Take the shapes, use Rhino's Flatten command, see if you can reduce it to a 2D representation of the material before being twisted. May work.
Or try
Pepakura, which was specifically designed to handle the issue you're having- how to realize a model as a 2D object that can be unfolded. Be warned, however, that you need to have an object with the appropriate cuts already designed into the mesh, in this case, because you want it to lay out the objects on paper, ready to "fold". I've used it before, and it's pretty cool.
I really dunno how you're supposed to realize this, from a manufacturing standpoint, though, short of building it with stereolithography.

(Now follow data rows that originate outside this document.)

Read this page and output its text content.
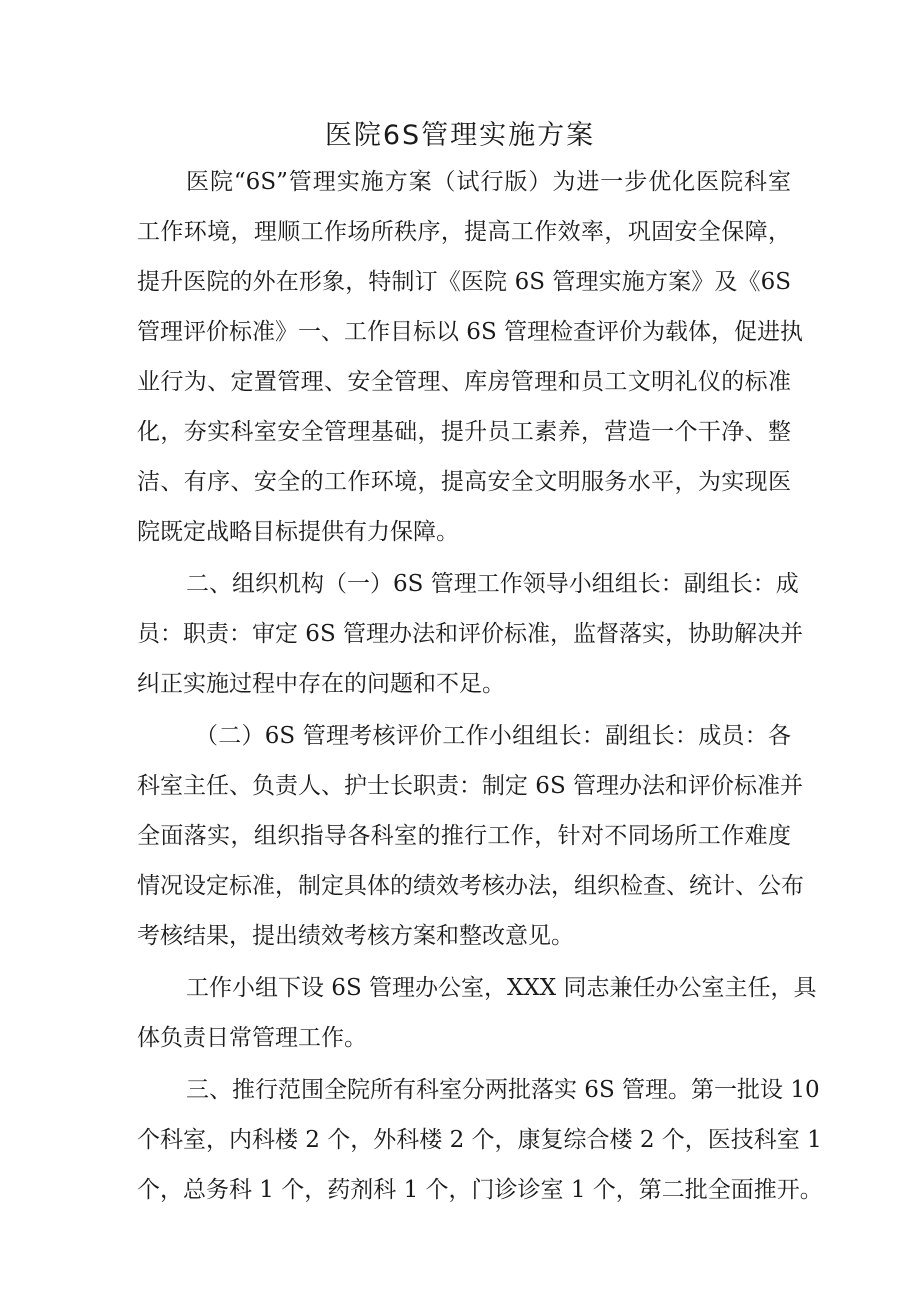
医院6S管理实施方案
医院“6S”管理实施方案（试行版）为进一步优化医院科室
工作环境，理顺工作场所秩序，提高工作效率，巩固安全保障，
提升医院的外在形象，特制订《医院 6S 管理实施方案》及《6S
管理评价标准》一、工作目标以 6S 管理检查评价为载体，促进执
业行为、定置管理、安全管理、库房管理和员工文明礼仪的标准
化，夯实科室安全管理基础，提升员工素养，营造一个干净、整
洁、有序、安全的工作环境，提高安全文明服务水平，为实现医
院既定战略目标提供有力保障。
二、组织机构（一）6S 管理工作领导小组组长：副组长：成
员：职责：审定 6S 管理办法和评价标准，监督落实，协助解决并
纠正实施过程中存在的问题和不足。
（二）6S 管理考核评价工作小组组长：副组长：成员：各
科室主任、负责人、护士长职责：制定 6S 管理办法和评价标准并
全面落实，组织指导各科室的推行工作，针对不同场所工作难度
情况设定标准，制定具体的绩效考核办法，组织检查、统计、公布
考核结果，提出绩效考核方案和整改意见。
工作小组下设 6S 管理办公室，XXX 同志兼任办公室主任，具
体负责日常管理工作。
三、推行范围全院所有科室分两批落实 6S 管理。第一批设 10
个科室，内科楼 2 个，外科楼 2 个，康复综合楼 2 个，医技科室 1
个，总务科 1 个，药剂科 1 个，门诊诊室 1 个，第二批全面推开。
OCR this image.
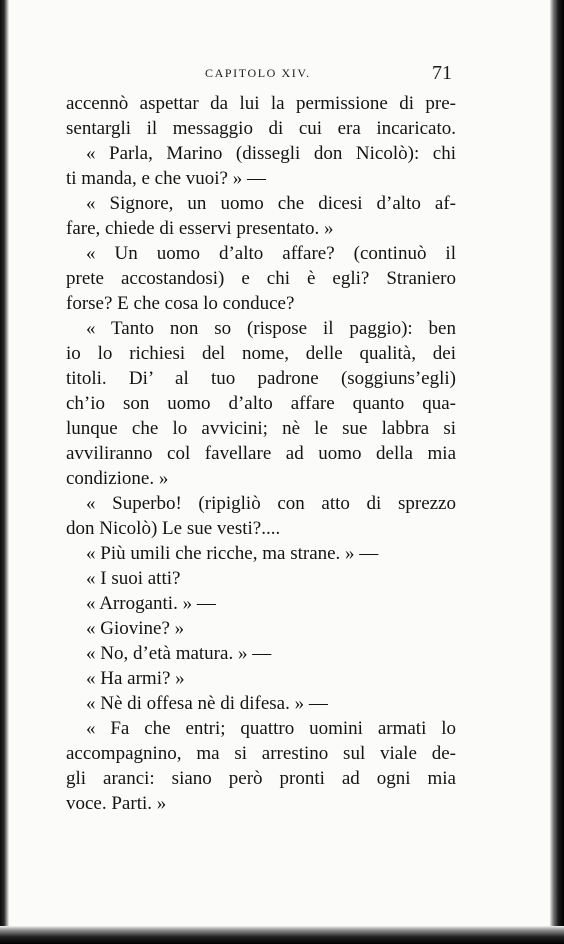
CAPITOLO XIV.	71
accennò aspettar da lui la permissione di pre-
sentargli il messaggio di cui era incaricato.
« Parla, Marino (dissegli don Nicolò): chi
ti manda, e che vuoi? » —
« Signore, un uomo che dicesi d’alto af-
fare, chiede di esservi presentato. »
« Un uomo d’alto affare? (continuò il
prete accostandosi) e chi è egli? Straniero
forse? E che cosa lo conduce?
« Tanto non so (rispose il paggio): ben
io lo richiesi del nome, delle qualità, dei
titoli. Di’ al tuo padrone (soggiuns’egli)
ch’io son uomo d’alto affare quanto qua-
lunque che lo avvicini; nè le sue labbra si
avviliranno col favellare ad uomo della mia
condizione. »
« Superbo! (ripigliò con atto di sprezzo
don Nicolò) Le sue vesti?....
« Più umili che ricche, ma strane. » —
« I suoi atti?
« Arroganti. » —
« Giovine? »
« No, d’età matura. » —
« Ha armi? »
« Nè di offesa nè di difesa. » —
« Fa che entri; quattro uomini armati lo
accompagnino, ma si arrestino sul viale de-
gli aranci: siano però pronti ad ogni mia
voce. Parti. »
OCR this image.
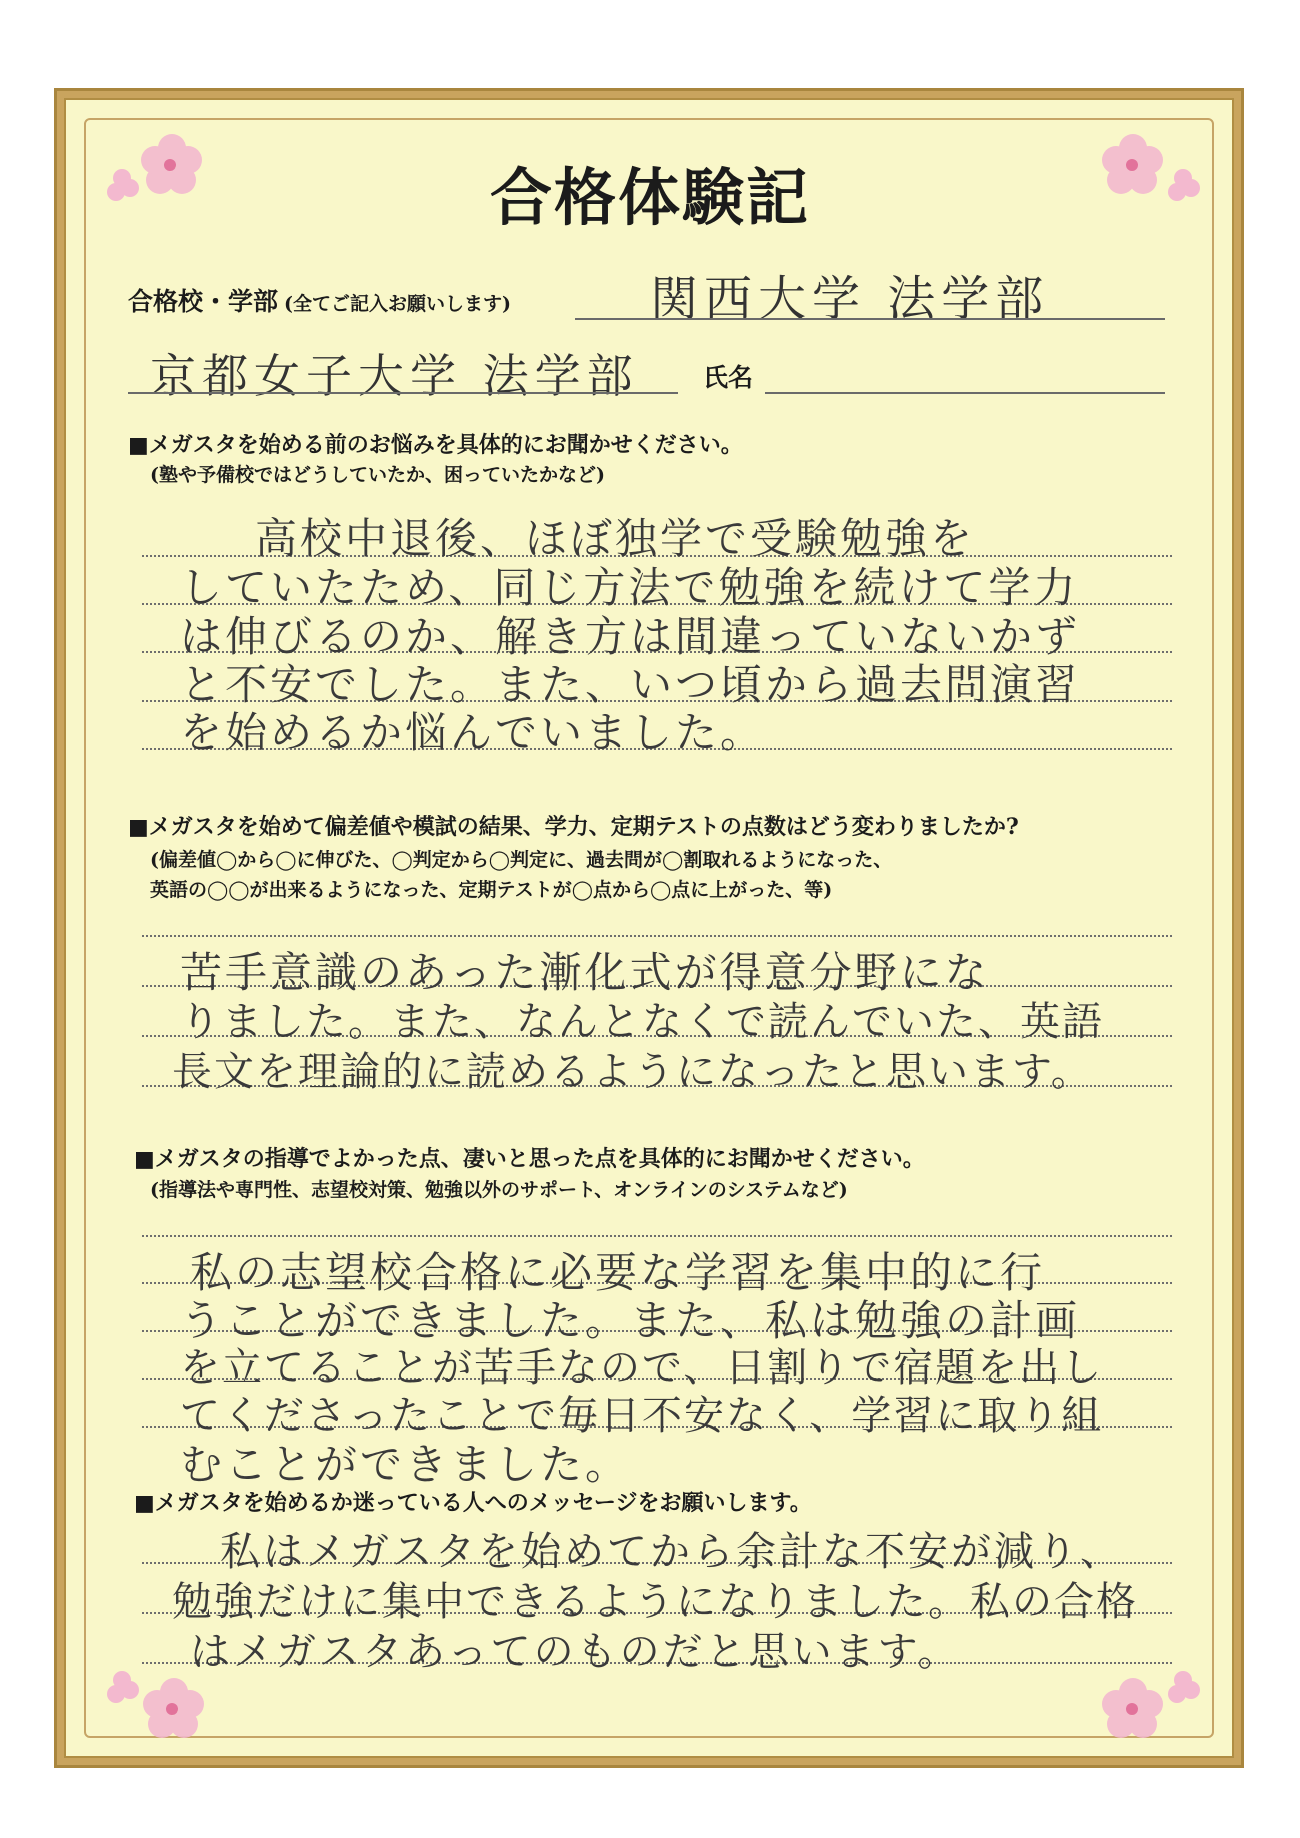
合格体験記
合格校・学部 (全てご記入お願いします)	関西大学 法学部
京都女子大学 法学部	氏名
■メガスタを始める前のお悩みを具体的にお聞かせください。
(塾や予備校ではどうしていたか、困っていたかなど)
高校中退後、ほぼ独学で受験勉強を
していたため、同じ方法で勉強を続けて学力
は伸びるのか、解き方は間違っていないかず
と不安でした。また、いつ頃から過去問演習
を始めるか悩んでいました。
■メガスタを始めて偏差値や模試の結果、学力、定期テストの点数はどう変わりましたか?
(偏差値◯から◯に伸びた、◯判定から◯判定に、過去問が◯割取れるようになった、
英語の◯◯が出来るようになった、定期テストが◯点から◯点に上がった、等)
苦手意識のあった漸化式が得意分野にな
りました。また、なんとなくで読んでいた、英語
長文を理論的に読めるようになったと思います。
■メガスタの指導でよかった点、凄いと思った点を具体的にお聞かせください。
(指導法や専門性、志望校対策、勉強以外のサポート、オンラインのシステムなど)
私の志望校合格に必要な学習を集中的に行
うことができました。また、私は勉強の計画
を立てることが苦手なので、日割りで宿題を出し
てくださったことで毎日不安なく、学習に取り組
むことができました。
■メガスタを始めるか迷っている人へのメッセージをお願いします。
私はメガスタを始めてから余計な不安が減り、
勉強だけに集中できるようになりました。私の合格
はメガスタあってのものだと思います。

I'm trying to imagine doing it with paper, and I think that'll be a nightmare, due to the twisting- it'll almost certainly crinkle, probably as you work towards the "outside", and since paper doesn't have any stretch at all, the cuts of the geometry would be incredibly finicky, and would probably be an absolute bear to get correct without destroying it. Gluing it's no biggie- you could use some little bent strips somewhere in the middle where nobody could see to hold it together. I really don't think that's the problem, though.
Very thin-gauge metal would probably work better, I suspect, if you could get it cut on a laser and then formed the pieces mainly by hand, matching the corners to pins located at the appropriate points. You probably don't have the experience with that to do it without extensive help, though. Might want to talk online on the "real CAD" forums, where there are people who routinely have to deal with these issues.